Gastrointestinal — Gastrointestinal manifestations of CGD include abdominal pain, diarrhea, colitis, proctitis, strictures, fistulae, and obstruction. In a series of 140 CGD patients, 43 percent of X-linked and 11 percent of autosomal recessive CGD patients had gastrointestinal manifestations [1]. All patients with confirmed IBD complained of abdominal pain. Diarrhea was reported in 39 percent and nausea and vomiting in 24 percent. Thirty-five percent had gastrointestinal obstruction (gastric, esophageal, duodenal, and other). Bowel strictures and fistulae are present in a significant number of patients. Upper gastrointestinal tract inflammatory disease is common, although typically not as severe as colonic disease [86].

Sixty-five percent of the patients in one series with gastrointestinal involvement had either granulomatous or ulcerative colonic lesions [1]. Crohn disease and ulcerative colitis were diagnosed in only 20 percent of those with inflammatory bowel lesions. The CGD genotype appears to accentuate the standard genetic risks associated with IBD [87]. CGD should be on the differential in early-onset IBD [88]. The granulomata in CGD IBD were characterized by sharply defined histiocyte aggregates with surrounding lymphocytic inflammation, unlike the poorly formed granulomata seen in Crohn disease. However, when staining for the macrophage marker CD68 was done, CGD bowel disease had much lower levels of staining than either normal patients or patients with Crohn disease who did not have CGD [89]. This appears to be related to CD68 expression since other markers of macrophage number are similar between Crohn disease and CGD. While IBD is common in CGD, the rate of CGD in general IBD is not clear; it may account for approximately 1 percent of cases. Genome-wide association studies (GWAS) in patients with early-onset IBD have repeatedly identified the genes involved in the nicotinamide adenine dinucleotide phosphate (NADPH) oxidase [90].

It is important to keep CGD granulomatous colitis in mind since patients with CGD have a much worse (and sometimes fatal) outcome with tumor necrosis factor (TNF) alpha inhibition (eg, infliximab) than do typical patients with Crohn disease [91,92]. (See "Clinical presentation and diagnosis of inflammatory bowel disease in children" and "Overview of the management of Crohn disease in children and adolescents" and "Treatment of Crohn disease in adults: Dosing and monitoring of tumor necrosis factor-alpha inhibitors" and "Chronic granulomatous disease: Treatment and prognosis", section on 'Therapy for inflammatory manifestations'.)

Hepatic — Liver abnormalities are frequently identified. In a CGD cohort of 194 patients, liver enzymes were elevated in 73 percent, with persistent elevations of alkaline phosphatase seen in 25 percent. Drug-induced hepatitis was reported in 15 percent. In patients with abnormal liver enzymes who underwent liver biopsy, histology revealed granulomata in 75 percent and lobular hepatitis in 90 percent. Eighty percent of patients had a portal venopathy that was often associated with splenomegaly. Liver abscesses and hepatomegaly were each seen in one-third of cases. Portal hypertension was an important risk factor for mortality and was strongly suggested by a decreasing platelet count over time [93,94].

Genitourinary — Urologic disorders are fairly common. In a series of 60 CGD patients, approximately 40 percent of patients had urologic manifestations, including ureteral and urethral strictures, urinary tract infections, altered kidney function, and bladder granulomata [95]. Colitis associated with CGD can also result in fistula formation causing urogenital tract dysfunction [96]. All patients with urologic strictures had defects of the membrane component of the NADPH oxidase (gp91phox or p22phox).

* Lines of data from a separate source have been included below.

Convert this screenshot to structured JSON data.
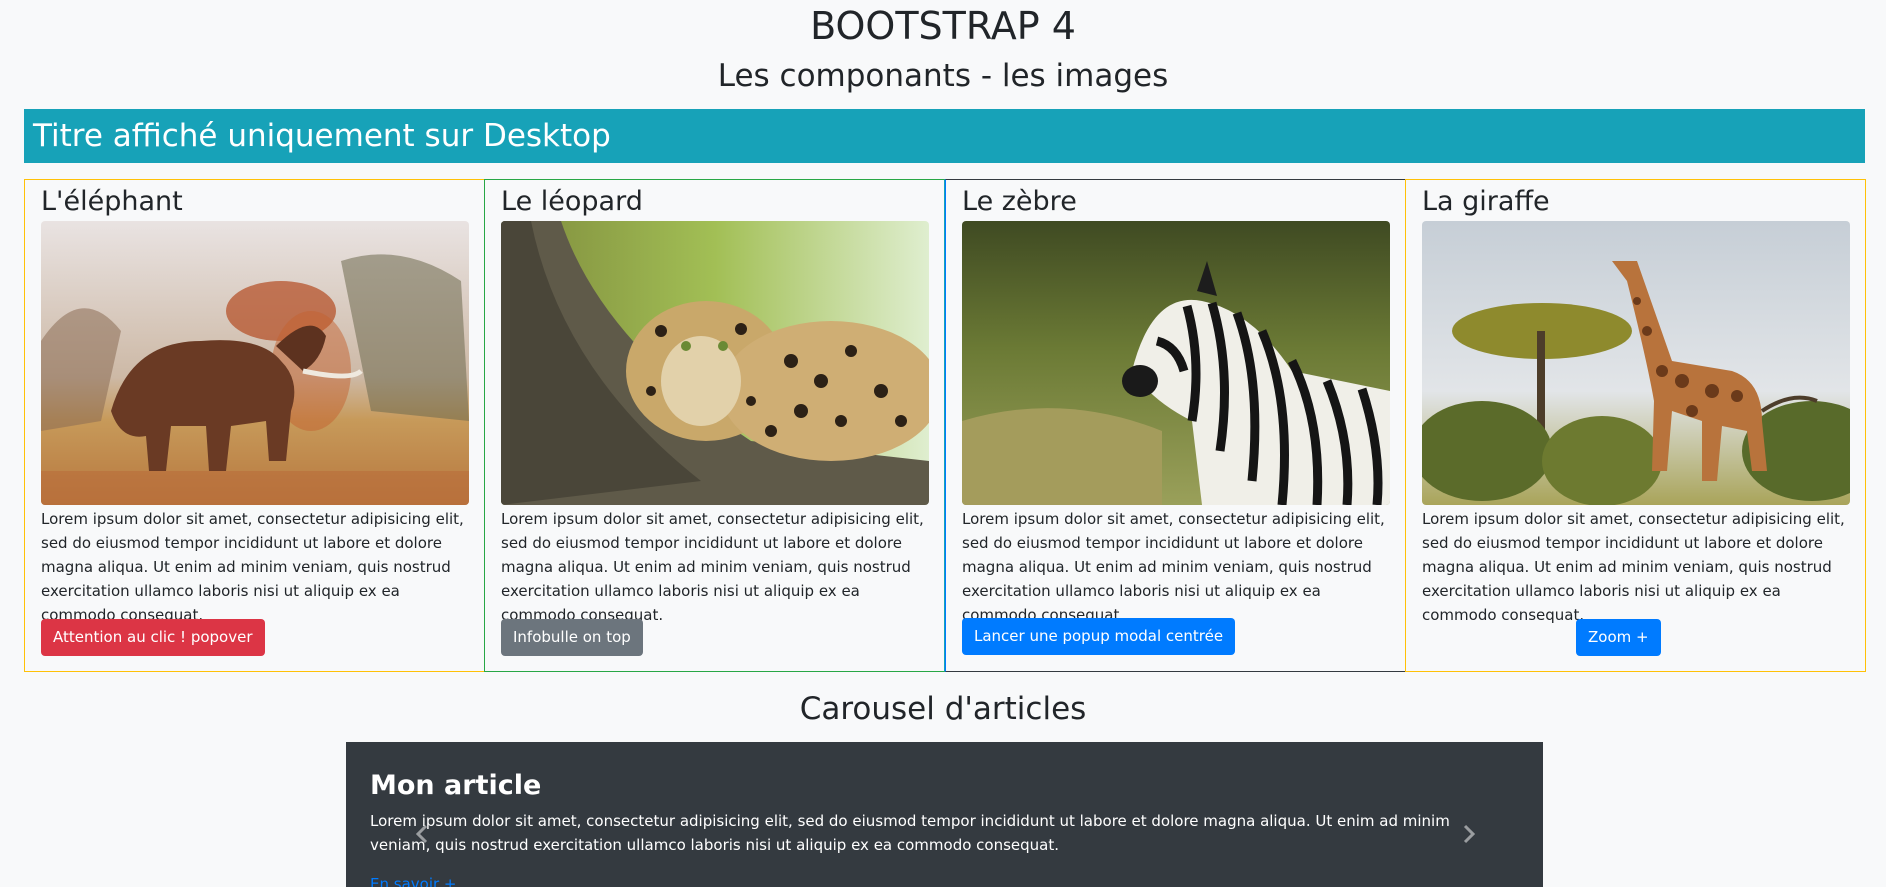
{
  "header": {
    "title": "BOOTSTRAP 4",
    "subtitle": "Les componants - les images"
  },
  "banner": {
    "text": "Titre affiché uniquement sur Desktop"
  },
  "cards": [
    {
      "title": "L'éléphant",
      "image": "elephant-photo",
      "text": "Lorem ipsum dolor sit amet, consectetur adipisicing elit, sed do eiusmod tempor incididunt ut labore et dolore magna aliqua. Ut enim ad minim veniam, quis nostrud exercitation ullamco laboris nisi ut aliquip ex ea commodo consequat.",
      "button": "Attention au clic ! popover",
      "button_color": "#dc3545"
    },
    {
      "title": "Le léopard",
      "image": "leopard-photo",
      "text": "Lorem ipsum dolor sit amet, consectetur adipisicing elit, sed do eiusmod tempor incididunt ut labore et dolore magna aliqua. Ut enim ad minim veniam, quis nostrud exercitation ullamco laboris nisi ut aliquip ex ea commodo consequat.",
      "button": "Infobulle on top",
      "button_color": "#6c757d"
    },
    {
      "title": "Le zèbre",
      "image": "zebra-photo",
      "text": "Lorem ipsum dolor sit amet, consectetur adipisicing elit, sed do eiusmod tempor incididunt ut labore et dolore magna aliqua. Ut enim ad minim veniam, quis nostrud exercitation ullamco laboris nisi ut aliquip ex ea commodo consequat.",
      "button": "Lancer une popup modal centrée",
      "button_color": "#007bff"
    },
    {
      "title": "La giraffe",
      "image": "giraffe-photo",
      "text": "Lorem ipsum dolor sit amet, consectetur adipisicing elit, sed do eiusmod tempor incididunt ut labore et dolore magna aliqua. Ut enim ad minim veniam, quis nostrud exercitation ullamco laboris nisi ut aliquip ex ea commodo consequat.",
      "button": "Zoom +",
      "button_color": "#007bff"
    }
  ],
  "carousel": {
    "heading": "Carousel d'articles",
    "article_title": "Mon article",
    "article_text": "Lorem ipsum dolor sit amet, consectetur adipisicing elit, sed do eiusmod tempor incididunt ut labore et dolore magna aliqua. Ut enim ad minim veniam, quis nostrud exercitation ullamco laboris nisi ut aliquip ex ea commodo consequat.",
    "link": "En savoir +",
    "prev_icon": "chevron-left-icon",
    "next_icon": "chevron-right-icon"
  },
  "colors": {
    "banner": "#17a2b8",
    "carousel_bg": "#343a40",
    "card_border": "#ffc107",
    "link": "#007bff"
  }
}
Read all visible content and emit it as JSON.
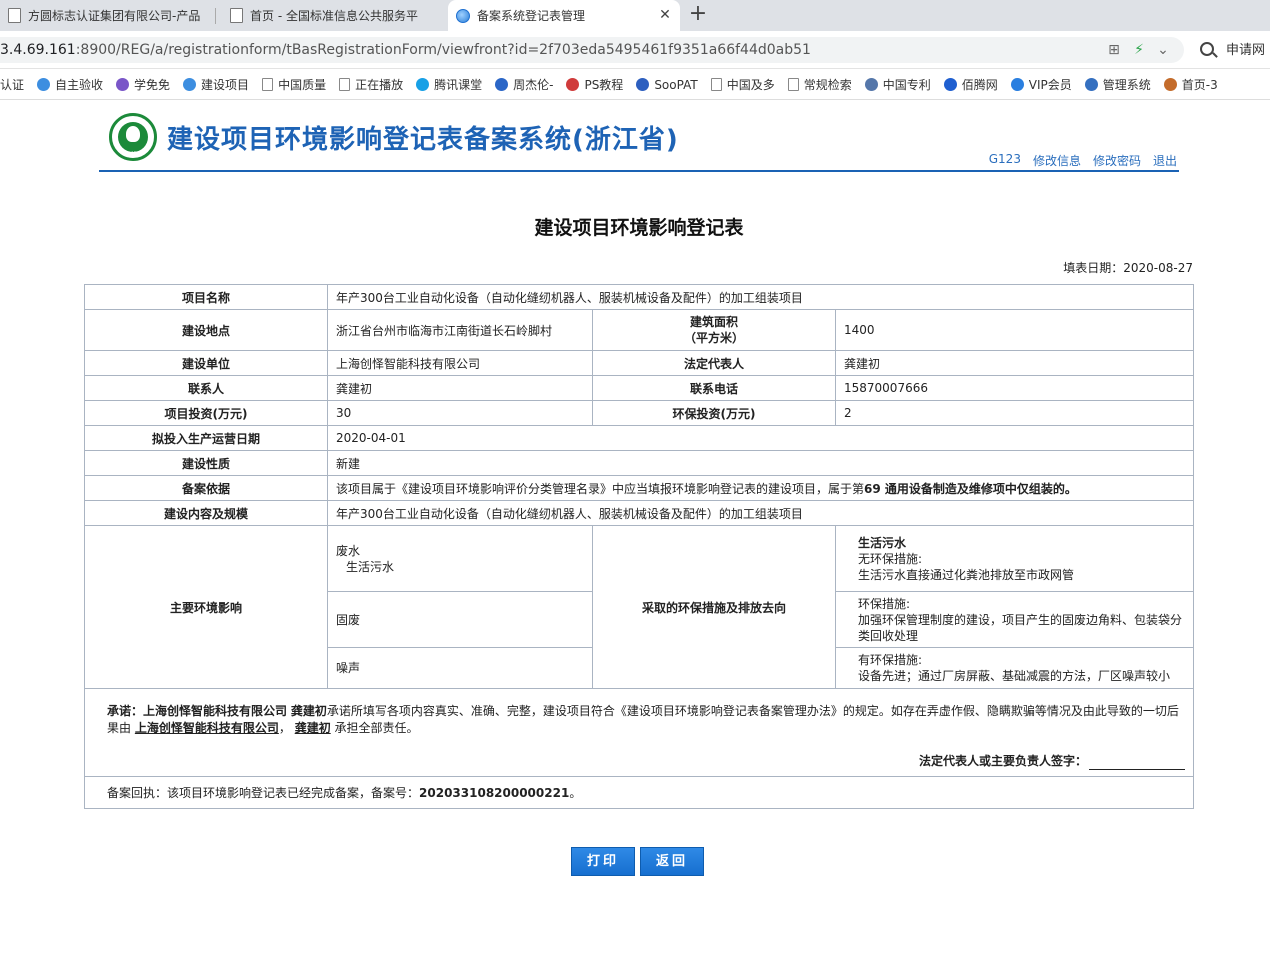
{
  "browser": {
    "tabs": [
      {
        "title": "方圆标志认证集团有限公司-产品",
        "active": false
      },
      {
        "title": "首页 - 全国标准信息公共服务平",
        "active": false
      },
      {
        "title": "备案系统登记表管理",
        "active": true
      }
    ],
    "url_host": "3.4.69.161",
    "url_rest": ":8900/REG/a/registrationform/tBasRegistrationForm/viewfront?id=2f703eda5495461f9351a66f44d0ab51",
    "search_label": "申请网",
    "bookmarks": [
      {
        "label": "认证",
        "icon": "none"
      },
      {
        "label": "自主验收",
        "icon": "globe-icon"
      },
      {
        "label": "学免免",
        "icon": "logo-icon"
      },
      {
        "label": "建设项目",
        "icon": "globe-icon"
      },
      {
        "label": "中国质量",
        "icon": "page-icon"
      },
      {
        "label": "正在播放",
        "icon": "page-icon"
      },
      {
        "label": "腾讯课堂",
        "icon": "diamond-icon"
      },
      {
        "label": "周杰伦-",
        "icon": "circle-icon"
      },
      {
        "label": "PS教程",
        "icon": "ps-icon"
      },
      {
        "label": "SooPAT",
        "icon": "link-icon"
      },
      {
        "label": "中国及多",
        "icon": "page-icon"
      },
      {
        "label": "常规检索",
        "icon": "page-icon"
      },
      {
        "label": "中国专利",
        "icon": "doc-icon"
      },
      {
        "label": "佰腾网",
        "icon": "b-icon"
      },
      {
        "label": "VIP会员",
        "icon": "v-icon"
      },
      {
        "label": "管理系统",
        "icon": "gear-icon"
      },
      {
        "label": "首页-3",
        "icon": "cake-icon"
      }
    ]
  },
  "header": {
    "logo_text": "ZHB",
    "title": "建设项目环境影响登记表备案系统(浙江省)",
    "links": [
      "G123",
      "修改信息",
      "修改密码",
      "退出"
    ]
  },
  "form": {
    "title": "建设项目环境影响登记表",
    "fill_date_label": "填表日期：",
    "fill_date": "2020-08-27",
    "labels": {
      "project_name": "项目名称",
      "location": "建设地点",
      "area": "建筑面积",
      "area_unit": "（平方米）",
      "unit": "建设单位",
      "legal_rep": "法定代表人",
      "contact": "联系人",
      "phone": "联系电话",
      "investment": "项目投资(万元)",
      "env_investment": "环保投资(万元)",
      "start_date": "拟投入生产运营日期",
      "nature": "建设性质",
      "basis": "备案依据",
      "content": "建设内容及规模",
      "impacts": "主要环境影响",
      "measures": "采取的环保措施及排放去向"
    },
    "values": {
      "project_name": "年产300台工业自动化设备（自动化缝纫机器人、服装机械设备及配件）的加工组装项目",
      "location": "浙江省台州市临海市江南街道长石岭脚村",
      "area": "1400",
      "unit": "上海创怿智能科技有限公司",
      "legal_rep": "龚建初",
      "contact": "龚建初",
      "phone": "15870007666",
      "investment": "30",
      "env_investment": "2",
      "start_date": "2020-04-01",
      "nature": "新建",
      "basis_prefix": "该项目属于《建设项目环境影响评价分类管理名录》中应当填报环境影响登记表的建设项目，属于第",
      "basis_bold": "69 通用设备制造及维修项中仅组装的。",
      "content": "年产300台工业自动化设备（自动化缝纫机器人、服装机械设备及配件）的加工组装项目"
    },
    "impacts": [
      {
        "type": "废水",
        "sub": "生活污水",
        "measure_title": "生活污水",
        "measure_label": "无环保措施:",
        "measure_text": "生活污水直接通过化粪池排放至市政网管"
      },
      {
        "type": "固废",
        "sub": "",
        "measure_title": "",
        "measure_label": "环保措施:",
        "measure_text": "加强环保管理制度的建设，项目产生的固废边角料、包装袋分类回收处理"
      },
      {
        "type": "噪声",
        "sub": "",
        "measure_title": "",
        "measure_label": "有环保措施:",
        "measure_text": "设备先进；通过厂房屏蔽、基础减震的方法，厂区噪声较小"
      }
    ],
    "promise": {
      "label": "承诺：",
      "company": "上海创怿智能科技有限公司",
      "person": "龚建初",
      "text1": "承诺所填写各项内容真实、准确、完整，建设项目符合《建设项目环境影响登记表备案管理办法》的规定。如存在弄虚作假、隐瞒欺骗等情况及由此导致的一切后果由",
      "text2": "承担全部责任。",
      "sign_label": "法定代表人或主要负责人签字："
    },
    "receipt": {
      "text": "备案回执：该项目环境影响登记表已经完成备案，备案号：",
      "number": "202033108200000221",
      "suffix": "。"
    }
  },
  "buttons": {
    "print": "打印",
    "back": "返回"
  }
}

Ophthalmic — Chorioretinal lesions are described in up to one-quarter of patients with X-linked CGD [97] and are also detected in some X-linked female carriers. These lesions are mostly asymptomatic retinal scars associated with pigment clumping. Some of these lesions contain bacterial DNA (detected by polymerase chain reaction [PCR]) [98]. The clinical meaning of this finding is unclear, but it may reflect remote seeding. However, these lesions do not progress despite aggressive immunosuppression in some cases, suggesting that they are not sites of active infection. Keratitis has also been reported [4]. (See 'X-linked carriers' below.)

Pulmonary — Chronic respiratory disease, presumably due to recurrent pulmonary infections, is common, particularly in adults [4,50,84]. Findings on chest computed tomography (CT) include bronchiectasis, obliterative bronchiolitis, and chronic fibrosis [4,84]. (See "Pulmonary complications of primary immunodeficiencies", section on 'Chronic granulomatous disease'.)

A clinical entity specific to CGD is mulch pneumonitis, so-called because patients with CGD can develop a characteristic syndrome of dyspnea, hypoxia, and fever leading to respiratory failure and death within 1 to 10 days after inhalation of large burdens of fungal spores and hyphae, such as those found in mulch, hay, peat moss, or dirt [99]. This syndrome is important to recognize since it is best treated with simultaneous administration of glucocorticoids and antifungals.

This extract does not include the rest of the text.